Identifying Cocoa Pollinators: A Deep Learning Dataset
This dataset addresses the need for better pollination monitoring to improve yields in the cocoa industry, but it is incremental as it applies existing deep learning methods to new data.
The authors tackled the problem of limited research on cocoa pollination by creating the first dataset of cocoa flower visitors, containing 5,792 images across five insect families and 1,082 background images, and demonstrated its use with YOLOv8 models, achieving an F1 Score of 0.71 and mAP50 of 0.70 with a medium-sized model and 8% background images.

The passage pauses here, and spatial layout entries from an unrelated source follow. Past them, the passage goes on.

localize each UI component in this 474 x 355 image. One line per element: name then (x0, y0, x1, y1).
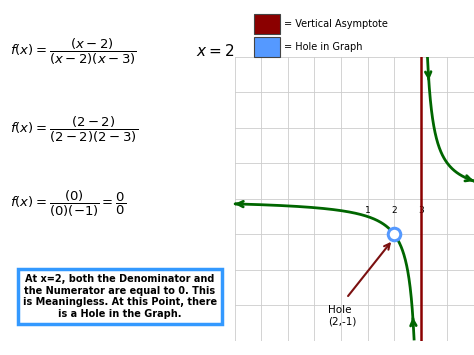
Text: $f(x)=\dfrac{(0)}{(0)(-1)}=\dfrac{0}{0}$: $f(x)=\dfrac{(0)}{(0)(-1)}=\dfrac{0}{0}$ (9, 189, 126, 219)
Text: $x=2$: $x=2$ (196, 43, 235, 60)
Text: = Vertical Asymptote: = Vertical Asymptote (284, 19, 388, 29)
Text: At x=2, both the Denominator and
the Numerator are equal to 0. This
is Meaningle: At x=2, both the Denominator and the Num… (23, 274, 217, 319)
Text: 3: 3 (418, 206, 424, 215)
Text: = Hole in Graph: = Hole in Graph (284, 42, 363, 52)
Text: $f(x)=\dfrac{(x-2)}{(x-2)(x-3)}$: $f(x)=\dfrac{(x-2)}{(x-2)(x-3)}$ (9, 37, 137, 66)
Text: 1: 1 (365, 206, 371, 215)
Text: Hole
(2,-1): Hole (2,-1) (328, 305, 356, 327)
Text: $f(x)=\dfrac{(2-2)}{(2-2)(2-3)}$: $f(x)=\dfrac{(2-2)}{(2-2)(2-3)}$ (9, 115, 137, 144)
Text: 2: 2 (392, 206, 397, 215)
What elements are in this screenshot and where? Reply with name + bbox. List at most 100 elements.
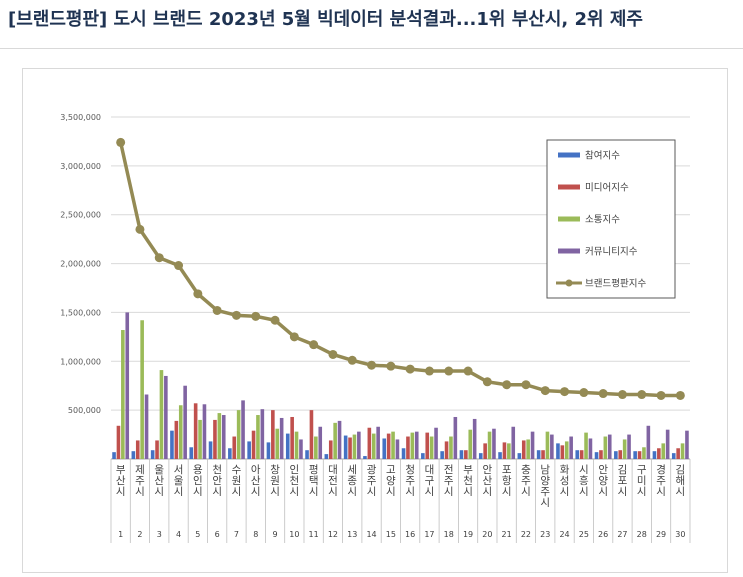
line-point [154, 253, 164, 263]
bar [314, 436, 318, 459]
bar [618, 450, 623, 459]
bar [247, 441, 251, 459]
bar [178, 405, 183, 459]
bar [498, 452, 502, 459]
rank-label: 12 [328, 530, 338, 539]
y-tick-label: 1,500,000 [60, 308, 101, 317]
rank-label: 10 [289, 530, 299, 539]
bar [135, 440, 140, 459]
bar [155, 440, 159, 459]
line-point [675, 390, 685, 400]
rank-label: 21 [502, 530, 512, 539]
bar [594, 452, 599, 459]
bar [665, 429, 670, 459]
bar [208, 441, 213, 459]
bar [564, 441, 569, 459]
bar [414, 431, 419, 459]
bar [266, 442, 271, 459]
rank-label: 5 [195, 530, 200, 539]
line-point [367, 360, 377, 370]
headline: [브랜드평판] 도시 브랜드 2023년 5월 빅데이터 분석결과...1위 부… [8, 9, 643, 30]
bar [425, 432, 430, 459]
line-point [560, 387, 570, 397]
bar [221, 415, 226, 459]
legend-swatch [558, 184, 580, 190]
bar [371, 433, 376, 459]
y-tick-label: 2,000,000 [60, 260, 101, 269]
line-point [405, 364, 415, 374]
bar [363, 456, 367, 459]
bar [410, 432, 415, 459]
bar [294, 431, 299, 459]
bar [569, 436, 573, 459]
bar [507, 443, 511, 459]
bar [367, 427, 372, 459]
bar [560, 445, 565, 459]
bar [661, 443, 666, 459]
bar [164, 375, 168, 459]
bar [285, 433, 290, 459]
bar [271, 410, 275, 459]
rank-label: 4 [176, 530, 181, 539]
rank-label: 15 [386, 530, 396, 539]
line-point [193, 289, 203, 299]
bar [260, 409, 265, 459]
bar [348, 437, 352, 459]
legend-label: 참여지수 [585, 150, 620, 162]
bar [386, 433, 391, 459]
bar [517, 453, 522, 459]
bar [478, 453, 483, 459]
bar [150, 450, 155, 459]
legend-label: 미디어지수 [585, 183, 629, 194]
bar [541, 450, 545, 459]
bar [193, 403, 198, 459]
bar [174, 420, 179, 459]
x-axis: 부 산 시 1 제 주 시 2 울 산 시 3 서 울 시 4 용 인 시 5 천 안 시 6 수 원 시 7 아 산 시 8 창 원 시 9 인 천 시 1… [110, 459, 691, 543]
line-point [540, 386, 550, 396]
rank-label: 23 [540, 530, 550, 539]
y-tick-label: 3,000,000 [60, 162, 101, 171]
bar [614, 451, 618, 459]
legend-label: 커뮤니티지수 [585, 247, 638, 258]
bar [464, 450, 468, 459]
y-axis: 500,000 1,000,000 1,500,000 2,000,000 2,500,… [60, 113, 101, 415]
rank-label: 1 [118, 530, 123, 539]
bar [536, 450, 541, 459]
line-point [309, 340, 319, 350]
bar [421, 453, 425, 459]
bar [391, 431, 395, 459]
bar [646, 425, 651, 459]
bar [357, 431, 361, 459]
line-point [637, 390, 647, 400]
rank-label: 3 [157, 530, 162, 539]
rank-label: 28 [637, 530, 647, 539]
bar [290, 416, 294, 459]
line-point [444, 366, 454, 376]
bar [622, 439, 627, 459]
rank-label: 24 [559, 530, 569, 539]
bar [159, 370, 164, 459]
bar [170, 430, 174, 459]
y-tick-label: 2,500,000 [60, 211, 101, 220]
bar [556, 443, 560, 459]
rank-label: 27 [617, 530, 627, 539]
bar [676, 448, 680, 459]
legend-label: 브랜드평판지수 [585, 279, 646, 290]
bar [550, 434, 554, 459]
bar [125, 312, 130, 459]
bar [337, 420, 342, 459]
line-point [617, 390, 627, 400]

Cocoa is a multi-billion-dollar industry but research on improving yields through pollination remains limited. New embedded hardware and AI-based data analysis is advancing information on cocoa flower visitors, their identity and implications for yields. We present the first cocoa flower visitor dataset containing 5,792 images of Ceratopogonidae, Formicidae, Aphididae, Araneae, and Encyrtidae, and 1,082 background cocoa flower images. This dataset was curated from 23 million images collected over two years by embedded cameras in cocoa plantations in Hainan province, China. We exemplify the use of the dataset with different sizes of YOLOv8 models and by progressively increasing the background image ratio in the training set to identify the best-performing model. The medium-sized YOLOv8 model achieved the best results with 8% background images (F1 Score of 0.71, mAP50 of 0.70). Overall, this dataset is useful to compare the performance of deep learning model architectures on images with low contrast images and difficult detection targets. The data can support future efforts to advance sustainable cocoa production through pollination monitoring projects.